Os momentos mais pesados do filme se concentram nos últimos trinta minutos, quando vemos a experiência de Matogrosso durante a epidemia de AIDS nos anos 1990. Para nós, os viados, HIV e AIDS são uma sina: a imprensa e o conservadorismo não mediram palavras em associar o vírus e a doença aos homossexuais. Mesmo nos dias de hoje, essa associação nos estigmatiza. No filme, acompanhar o cantor vendo seus amigos próximos — como Cazuza (Jullio Reis) — e seu companheiro, Marco (Bruno Montaleone), se desfazerem e falecerem devido à doença é angustiante e desolador. No caso de Marco, acaba sendo muito bonito e carinhoso como Ney cuida dele nos seus últimos dias, mas o coração se quebra quando o pior acontece. É verdade que, como Matogrosso diz, essa doença veio para nós dar visibilidade — uma merda que tantos precisaram morrer para isso acontecer.

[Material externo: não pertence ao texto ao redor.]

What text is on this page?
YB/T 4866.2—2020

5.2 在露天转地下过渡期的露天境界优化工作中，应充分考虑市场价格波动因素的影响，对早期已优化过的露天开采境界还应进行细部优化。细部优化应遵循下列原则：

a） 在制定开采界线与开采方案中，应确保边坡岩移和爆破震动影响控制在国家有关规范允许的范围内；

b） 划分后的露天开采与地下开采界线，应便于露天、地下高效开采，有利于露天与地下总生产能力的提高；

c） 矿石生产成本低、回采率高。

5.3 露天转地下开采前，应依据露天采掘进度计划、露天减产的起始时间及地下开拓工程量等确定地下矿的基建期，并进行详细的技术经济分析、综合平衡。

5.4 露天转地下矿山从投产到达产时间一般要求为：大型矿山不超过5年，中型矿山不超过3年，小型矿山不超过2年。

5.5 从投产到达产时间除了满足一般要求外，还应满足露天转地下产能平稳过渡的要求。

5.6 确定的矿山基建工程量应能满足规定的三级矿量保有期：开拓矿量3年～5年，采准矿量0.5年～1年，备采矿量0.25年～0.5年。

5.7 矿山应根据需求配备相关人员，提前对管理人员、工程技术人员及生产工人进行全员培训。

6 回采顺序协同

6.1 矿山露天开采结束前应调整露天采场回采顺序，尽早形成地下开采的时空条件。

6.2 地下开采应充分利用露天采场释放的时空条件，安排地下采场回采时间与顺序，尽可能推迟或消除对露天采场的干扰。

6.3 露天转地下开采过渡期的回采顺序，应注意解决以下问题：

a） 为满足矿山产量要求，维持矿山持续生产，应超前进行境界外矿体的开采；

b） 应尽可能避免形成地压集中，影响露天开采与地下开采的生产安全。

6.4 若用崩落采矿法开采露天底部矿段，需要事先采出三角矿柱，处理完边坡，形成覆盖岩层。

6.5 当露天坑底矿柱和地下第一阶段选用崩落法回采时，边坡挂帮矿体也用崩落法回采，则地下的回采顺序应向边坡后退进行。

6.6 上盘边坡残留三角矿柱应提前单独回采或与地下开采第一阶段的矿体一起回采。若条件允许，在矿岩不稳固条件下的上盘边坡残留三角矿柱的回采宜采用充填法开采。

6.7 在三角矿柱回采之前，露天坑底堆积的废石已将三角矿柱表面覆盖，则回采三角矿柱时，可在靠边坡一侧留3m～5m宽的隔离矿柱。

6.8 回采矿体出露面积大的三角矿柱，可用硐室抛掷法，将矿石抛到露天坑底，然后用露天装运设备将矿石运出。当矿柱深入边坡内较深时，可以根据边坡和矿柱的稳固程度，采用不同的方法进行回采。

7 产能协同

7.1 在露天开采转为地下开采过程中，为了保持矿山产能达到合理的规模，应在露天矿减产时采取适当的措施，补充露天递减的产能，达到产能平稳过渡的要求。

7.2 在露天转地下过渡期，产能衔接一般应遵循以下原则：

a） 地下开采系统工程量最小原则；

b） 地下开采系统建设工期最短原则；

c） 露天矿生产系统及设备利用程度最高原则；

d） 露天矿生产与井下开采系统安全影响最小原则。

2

Uma coisa engraçada sobre biografias filmadas é que nenhuma delas é tão boa a ponto de fazer jus àquela vida que ela tenta contar em um espaço de duas horas. Em outras palavras, gosto de pensar que esses filmes, por melhores que sejam, sempre receberão nota nove, enquanto o dez sempre vai ser reservado para as pessoas que inspiraram essas obras. Isso fica claro quando pensamos em Jesuíta Barbosa, que interpreta Ney Matogrosso e cujo trabalho está incrível — principalmente pensando na incorporação dos gestos involuntários do cantor — mas nada se compara ao original — e nem deve ser comparado. No final do filme, um letreiro aparece: “Para Ney Matogrosso, por ousar ser livre”. Tudo o que Matogrosso fez não é só para todos os gays confundidos com mulheres, mas também por todos aqueles pedreiros que podem ser viados.
(Nota: Este texto foi publicado originalmente no site Cinemanorama e, desde setembro de 2025, encontra-se também disponível no site Suborno.)